If the couple has an infant with them, and they are following Akha customs, before they get on the bus to go back home, they will pick up a small stone somewhere in the hospital compound or near the road and hand it to the infant. They will also pluck a small sprig of some plant and stick it into some part of the infant's clothing. Doing this insures that the soul of the infant will return with them to the village. If they did not do this, the infant's soul might be tempted to stay there in Phayao, and thus the child would later get sick and perhaps die.

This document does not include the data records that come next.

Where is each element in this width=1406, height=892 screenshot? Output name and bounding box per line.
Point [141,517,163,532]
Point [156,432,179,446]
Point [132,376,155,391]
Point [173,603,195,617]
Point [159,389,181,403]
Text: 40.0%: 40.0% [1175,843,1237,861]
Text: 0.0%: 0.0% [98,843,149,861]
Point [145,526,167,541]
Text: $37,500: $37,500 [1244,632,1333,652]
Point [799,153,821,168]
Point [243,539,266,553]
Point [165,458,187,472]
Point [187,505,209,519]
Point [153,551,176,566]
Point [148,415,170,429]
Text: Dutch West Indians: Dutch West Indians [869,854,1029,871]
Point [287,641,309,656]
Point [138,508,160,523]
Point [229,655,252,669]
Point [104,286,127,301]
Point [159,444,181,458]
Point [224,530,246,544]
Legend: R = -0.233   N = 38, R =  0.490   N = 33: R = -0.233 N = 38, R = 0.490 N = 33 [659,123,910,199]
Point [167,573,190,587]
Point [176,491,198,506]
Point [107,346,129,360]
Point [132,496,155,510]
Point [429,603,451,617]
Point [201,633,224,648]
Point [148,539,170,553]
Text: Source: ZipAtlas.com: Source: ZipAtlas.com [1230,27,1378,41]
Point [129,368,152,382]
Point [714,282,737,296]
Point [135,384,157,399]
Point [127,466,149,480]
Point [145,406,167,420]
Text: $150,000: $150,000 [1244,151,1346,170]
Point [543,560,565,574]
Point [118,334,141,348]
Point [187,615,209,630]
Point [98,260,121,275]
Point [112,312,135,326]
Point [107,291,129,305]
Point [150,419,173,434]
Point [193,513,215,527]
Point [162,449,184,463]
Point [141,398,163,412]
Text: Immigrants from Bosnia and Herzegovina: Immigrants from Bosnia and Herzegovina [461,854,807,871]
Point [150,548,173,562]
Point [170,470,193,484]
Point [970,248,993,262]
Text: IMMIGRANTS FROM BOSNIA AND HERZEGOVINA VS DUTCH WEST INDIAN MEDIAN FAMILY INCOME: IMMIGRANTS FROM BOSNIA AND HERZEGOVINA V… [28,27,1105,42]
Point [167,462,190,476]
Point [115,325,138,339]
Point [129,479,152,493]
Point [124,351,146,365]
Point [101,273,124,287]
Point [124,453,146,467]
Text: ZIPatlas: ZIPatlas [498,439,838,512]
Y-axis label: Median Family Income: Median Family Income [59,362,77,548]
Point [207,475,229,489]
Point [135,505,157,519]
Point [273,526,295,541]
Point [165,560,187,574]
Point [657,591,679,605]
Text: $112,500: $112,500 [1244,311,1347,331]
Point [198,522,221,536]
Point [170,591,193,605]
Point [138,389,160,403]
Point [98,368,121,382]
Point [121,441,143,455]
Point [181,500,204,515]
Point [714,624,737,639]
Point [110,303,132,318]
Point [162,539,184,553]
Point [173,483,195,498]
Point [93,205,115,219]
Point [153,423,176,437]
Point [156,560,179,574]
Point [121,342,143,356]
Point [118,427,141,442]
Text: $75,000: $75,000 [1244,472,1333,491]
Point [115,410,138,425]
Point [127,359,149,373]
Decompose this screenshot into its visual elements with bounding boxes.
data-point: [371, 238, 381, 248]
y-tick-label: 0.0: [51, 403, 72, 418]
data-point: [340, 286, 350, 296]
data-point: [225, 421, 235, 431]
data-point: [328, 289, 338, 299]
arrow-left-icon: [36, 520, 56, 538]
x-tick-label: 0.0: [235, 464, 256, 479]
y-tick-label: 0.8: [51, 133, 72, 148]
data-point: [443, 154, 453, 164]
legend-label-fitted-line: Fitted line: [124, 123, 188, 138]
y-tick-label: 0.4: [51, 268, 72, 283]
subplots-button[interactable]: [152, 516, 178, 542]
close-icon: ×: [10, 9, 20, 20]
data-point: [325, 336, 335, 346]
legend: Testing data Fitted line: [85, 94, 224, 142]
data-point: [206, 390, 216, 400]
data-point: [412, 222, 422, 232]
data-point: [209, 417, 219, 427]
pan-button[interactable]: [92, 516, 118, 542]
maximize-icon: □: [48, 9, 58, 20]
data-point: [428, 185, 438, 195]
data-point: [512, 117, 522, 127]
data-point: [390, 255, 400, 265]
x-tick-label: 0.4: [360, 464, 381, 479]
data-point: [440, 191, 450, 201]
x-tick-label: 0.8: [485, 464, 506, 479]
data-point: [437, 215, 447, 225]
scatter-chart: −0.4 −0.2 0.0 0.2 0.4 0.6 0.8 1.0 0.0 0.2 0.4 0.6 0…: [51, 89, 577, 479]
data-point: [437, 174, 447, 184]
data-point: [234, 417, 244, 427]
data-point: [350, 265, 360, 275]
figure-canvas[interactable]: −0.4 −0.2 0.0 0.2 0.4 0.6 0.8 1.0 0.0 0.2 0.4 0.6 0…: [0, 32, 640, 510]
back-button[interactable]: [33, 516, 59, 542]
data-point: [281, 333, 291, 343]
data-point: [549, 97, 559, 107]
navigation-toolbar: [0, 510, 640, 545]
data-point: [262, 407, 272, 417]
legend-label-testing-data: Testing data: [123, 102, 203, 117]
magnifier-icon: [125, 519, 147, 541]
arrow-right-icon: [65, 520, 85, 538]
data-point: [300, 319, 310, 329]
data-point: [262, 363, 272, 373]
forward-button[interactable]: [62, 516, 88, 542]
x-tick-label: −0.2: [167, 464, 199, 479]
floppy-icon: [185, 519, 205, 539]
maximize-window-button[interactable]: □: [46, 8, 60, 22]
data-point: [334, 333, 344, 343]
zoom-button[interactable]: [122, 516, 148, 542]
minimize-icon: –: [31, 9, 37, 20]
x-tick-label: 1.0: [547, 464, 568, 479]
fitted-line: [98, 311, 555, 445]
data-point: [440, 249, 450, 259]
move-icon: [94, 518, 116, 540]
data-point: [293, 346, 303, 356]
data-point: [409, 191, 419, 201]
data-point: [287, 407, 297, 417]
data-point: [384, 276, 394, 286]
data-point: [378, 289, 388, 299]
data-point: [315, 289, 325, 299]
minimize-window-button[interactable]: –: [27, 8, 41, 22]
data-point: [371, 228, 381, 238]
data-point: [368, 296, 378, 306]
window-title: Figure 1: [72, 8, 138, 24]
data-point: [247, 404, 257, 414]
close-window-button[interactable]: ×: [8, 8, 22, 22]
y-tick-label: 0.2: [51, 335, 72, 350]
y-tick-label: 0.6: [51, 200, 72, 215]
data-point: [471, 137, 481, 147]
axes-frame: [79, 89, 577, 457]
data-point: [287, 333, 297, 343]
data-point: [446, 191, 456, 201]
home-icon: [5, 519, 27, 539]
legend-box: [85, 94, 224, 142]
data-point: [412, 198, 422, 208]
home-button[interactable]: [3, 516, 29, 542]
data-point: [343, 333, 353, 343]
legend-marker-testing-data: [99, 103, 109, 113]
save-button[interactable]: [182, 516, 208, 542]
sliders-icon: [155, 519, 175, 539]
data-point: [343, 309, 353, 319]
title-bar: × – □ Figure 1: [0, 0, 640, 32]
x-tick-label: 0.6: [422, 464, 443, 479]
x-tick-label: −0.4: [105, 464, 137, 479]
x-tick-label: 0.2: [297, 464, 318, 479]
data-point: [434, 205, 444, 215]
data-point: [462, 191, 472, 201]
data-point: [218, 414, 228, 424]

They are thrilled to get back home and the people in the village are happy to see them again. No doubt the women on their return feel very much like the astronauts on returning from the moon.
p.183
Conclusion
When projecting the ordeal that confronts the Akha woman in tubal ligation against the mores of Akha life, it is striking that any of them consent to the operation. If she knew in detail beforehand what she might have to undergo, many a woman might be discouraged from facing the experience. Fortunately, she encounters each single aspect in turn, rather than all together, and she does so in company with other Akha women so that she is sustained.
It is probably fair to say, on the basis of observation and follow-up conversations, that for these women the unpleasant aspects of the operation recede and the advantages remain salient. Such women provide at once an example and often vocal advocates to their village sisters.